As irmãs não conseguem calçar os sapatos, chegando ao ponto de se mutilarem seus pés para poder caber no calçado. Isso significa que ninguém pode viver a vida de outro sem mutilar uma parte sua. O Self nos manda sempre aquilo que devemos viver a porção que nos cabe e que é somente nossa.

É comum nas mulheres o mutilar seus corpos para poderem se encaixar em padrões estabelecidos pela sociedade, principalmente quando esse padrão alcançou algum êxito visível. Mas vemos que esses padrões mutilam nossa autoestima e nossa personalidade mais profunda.

Ao final, Cinderela alcança sua redenção e se casa com o príncipe e as irmãs malvadas são punidas tendo seus olhos furados por pombos.

As irmãs estão cegas. Cegas para si mesmas e para quem elas realmente são. Vão passar a vida tentando ser outra pessoa e tentando se encaixar em padrões.

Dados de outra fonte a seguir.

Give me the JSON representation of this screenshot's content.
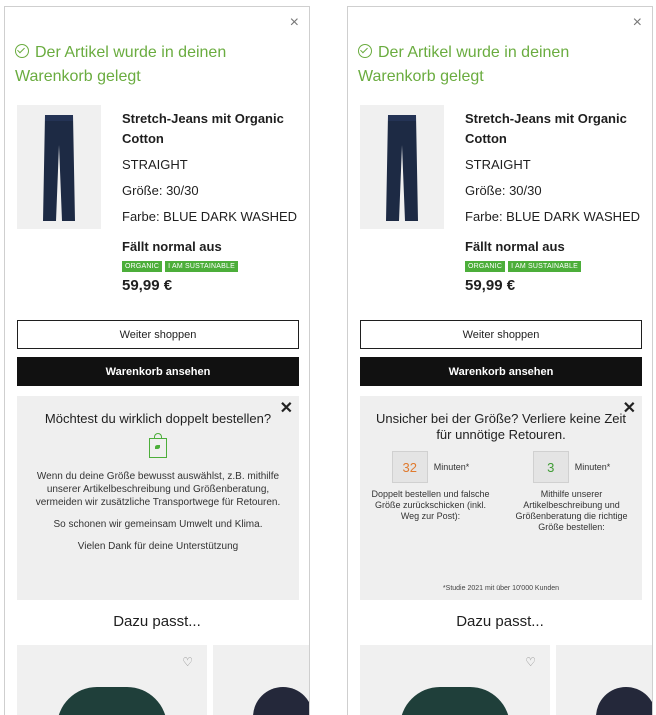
{
  "success_message": "Der Artikel wurde in deinen Warenkorb gelegt",
  "product": {
    "name": "Stretch-Jeans mit Organic Cotton",
    "fit": "STRAIGHT",
    "size_label": "Größe: 30/30",
    "color_label": "Farbe: BLUE DARK WASHED",
    "fit_note": "Fällt normal aus",
    "badges": [
      "ORGANIC",
      "I AM SUSTAINABLE"
    ],
    "price": "59,99 €"
  },
  "buttons": {
    "continue_shopping": "Weiter shoppen",
    "view_cart": "Warenkorb ansehen"
  },
  "left_box": {
    "title": "Möchtest du wirklich doppelt bestellen?",
    "paragraph1": "Wenn du deine Größe bewusst auswählst, z.B. mithilfe unserer Artikelbeschreibung und Größenberatung, vermeiden wir zusätzliche Transportwege für Retouren.",
    "paragraph2": "So schonen wir gemeinsam Umwelt und Klima.",
    "paragraph3": "Vielen Dank für deine Unterstützung"
  },
  "right_box": {
    "title": "Unsicher bei der Größe? Verliere keine Zeit für unnötige Retouren.",
    "stat1": {
      "value": "32",
      "unit": "Minuten*",
      "description": "Doppelt bestellen und falsche Größe zurückschicken (inkl. Weg zur Post):"
    },
    "stat2": {
      "value": "3",
      "unit": "Minuten*",
      "description": "Mithilfe unserer Artikelbeschreibung und Größenberatung die richtige Größe bestellen:"
    },
    "footnote": "*Studie 2021 mit über 10'000 Kunden"
  },
  "suggestions_title": "Dazu passt...",
  "colors": {
    "success_green": "#6aac3f",
    "badge_green": "#4cae3a",
    "stat_orange": "#e07a2e",
    "dark_button": "#111111",
    "info_box_bg": "#efefef"
  },
  "icons": {
    "close": "close-icon",
    "success": "check-circle-icon",
    "eco": "sustainable-bag-icon",
    "wishlist": "heart-icon"
  }
}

Cinderela se tornar alguém da realeza mostrando que não é mais alguém comum. Ela encontrou a transcendência e sua realidade foi transformada, transmutada. Ela agora pode seguir sua personalidade mais profunda sem se importar com os padrões limitantes da sociedade e de sua família.

(Autora: Hellen Reis Mourão,é analista Junguiana e especialista em Mitologia e Contos de Fadas.

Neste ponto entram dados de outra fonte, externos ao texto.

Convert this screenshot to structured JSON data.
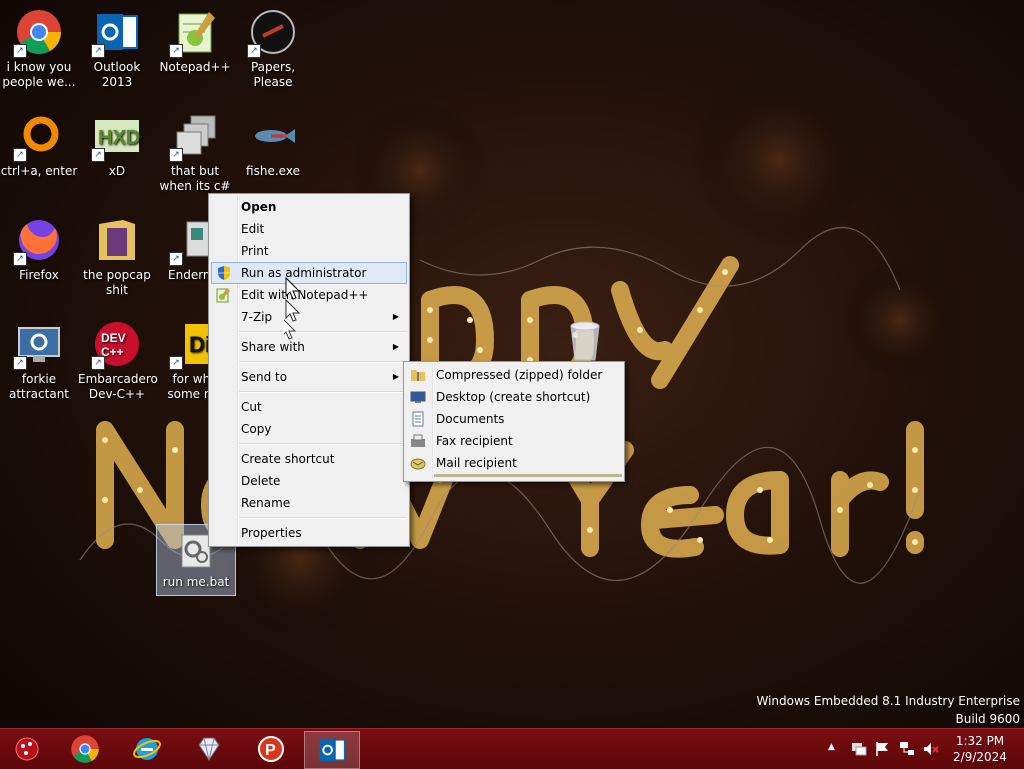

Atua como psicoterapeuta, professora e palestrante de Psicologia Analítica em SP e RJ)

Hellen Reis Mourao

Hellen Reis Mourão é analista Junguiana e especialista em Mitologia e Contos de Fadas. Atua como psicoterapeuta, professora e palestrante de Psicologia Analítica em SP e RJ. É colunista do site Fãs da Psicanálise.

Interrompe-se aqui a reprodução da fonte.